Once the standard is published, however, review of the standard itself should clarify whether it is harmonized. Harmonized standards are considered horizontal if they apply broadly across devices or vertical if they apply only to a subgroup of devices, but all contain an Annex (Z) that describes the scope of ERs for which compliance can be presumed if conformity is met. While conformity with harmonized standards is not required to demonstrate compliance with the ERs, ER compliance justifications must be provided for solutions when relevant harmonized standard sections are not applied in full.

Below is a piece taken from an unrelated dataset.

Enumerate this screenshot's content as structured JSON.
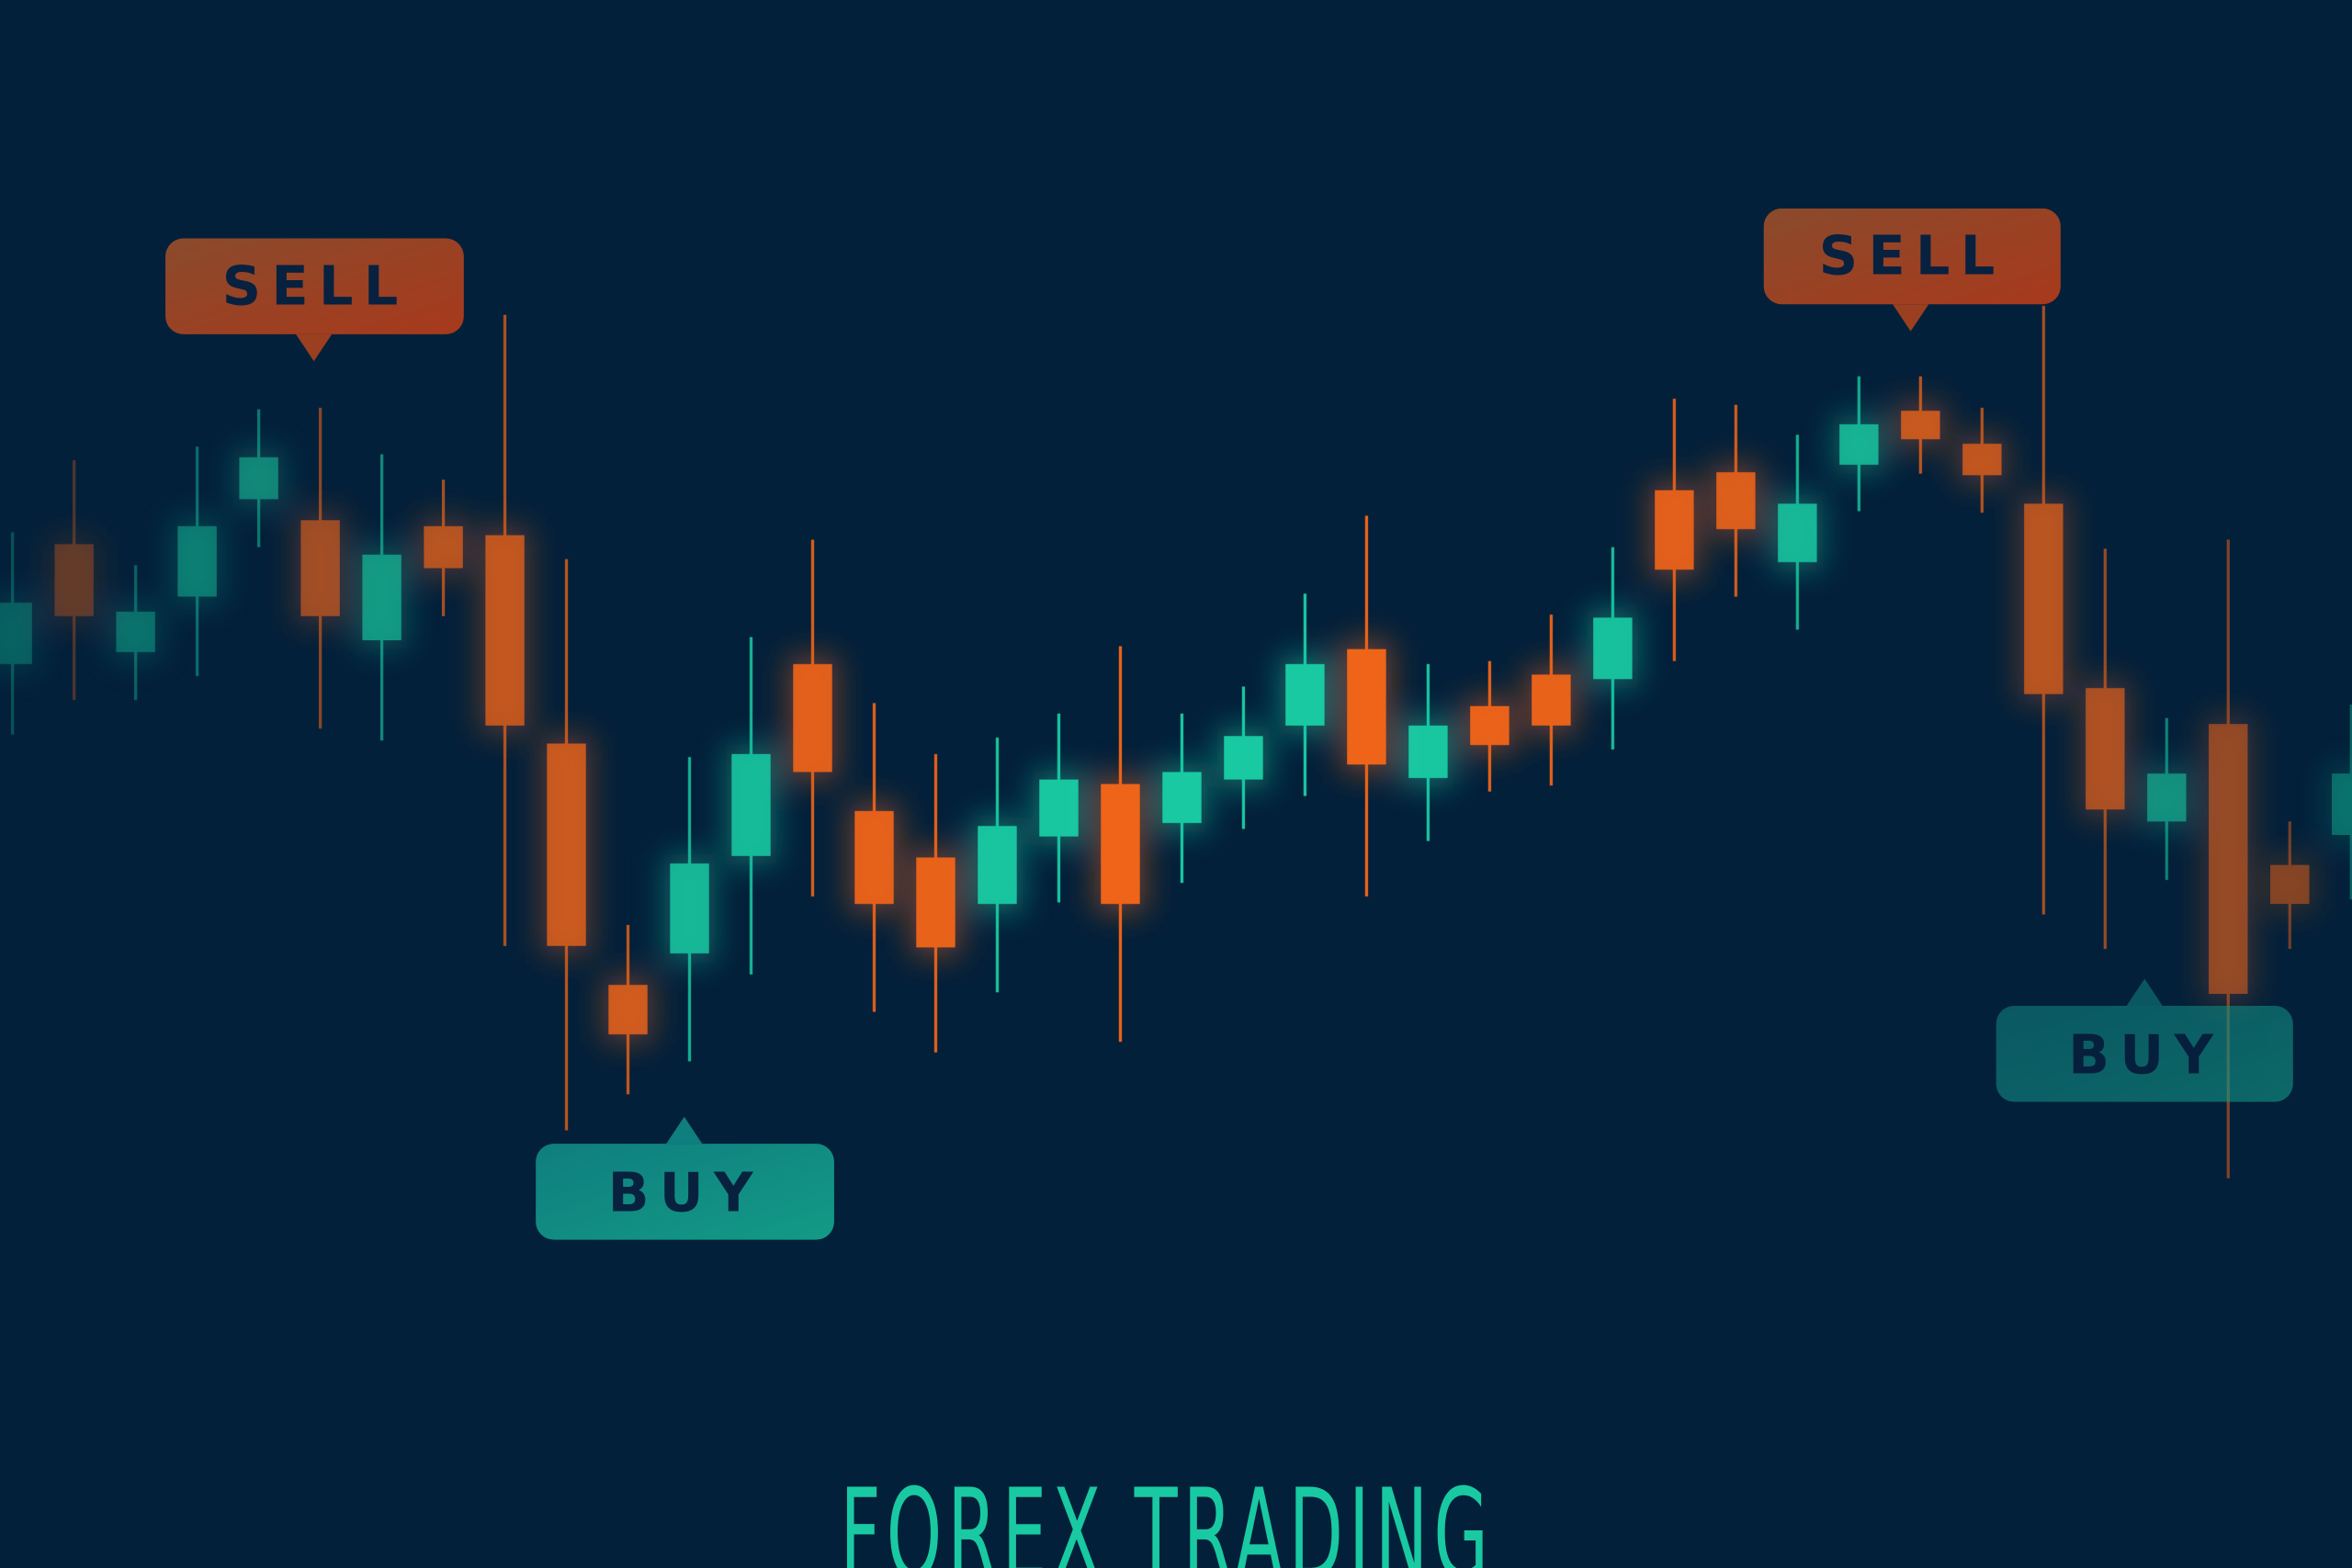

One of the biggest differences between MDD and U.S. FDA regulations is the requirement that, regardless of device classification, conformity with the ERs must include a risk appropriate Clinical Evaluation Report (CER) on the subject device or equivalent devices that is conducted by an individual with appropriate qualifications to evaluate the technology, research methodology and clinical diagnosis/management. For implantable and EU Class III devices, a clinical investigation is also required unless duly justified to rely on existing clinical data.

Many manufacturers mistakenly interpret this requirement to mean that only a literature review and predicate device substantial equivalence (similar to what is required in a US 510[k]) must be demonstrated. Four documents (EN ISO 14155-1, GHTF N2R8, MEDDEV 2.7.1 and MEDDEV 2.12-2) all discuss what is required to fulfill this requirement and detail multiple parameters that are to be included in the CER.

Before any clinical data is even considered as being applicable, equivalence between the subject and comparable devices must be demonstrated based on similarity of clinical, technical and biological parameters with special attention to the performance, principles of operation, and materials. If differences are identified, an assessment must be documented to demonstrate the significance these differences might have on safety and performance.

Assuming equivalence can be demonstrated, the clinical data must also show that the device safety and performance is consistent with state of the art. It is not sufficient to be equivalent to a marginally performing device if state of the art performance is significantly better. For devices containing or utilizing animal tissue (per Directive 2003/32/EC), additional clinical benefit must be demonstrated beyond synthetic or lower risk animal devices as well as demonstrating acceptable risk. Short- or medium-term (relative to intended device lifetime) clinical data may be sufficient to justify not performing a clinical investigation, but may not be sufficient to warrant not performing Postmarket Clinical Follow-up (PMCF).

Annex X of the MDD requires that the clinical evaluation and its documentation must be actively updated with data obtained from the postmarket surveillance (PMS). Hazards identified during PMS must also be actively compared to those identified in the risk management file, which must be updated if new hazards are identified or previous assumptions are found to be no longer valid. The linkage between risk management and PMS is fundamental to continued device certification and is frequently missed.

Even though the CER is a required element for certification, completion is often seen only as a regulatory hurdle and left to the end of the development cycle.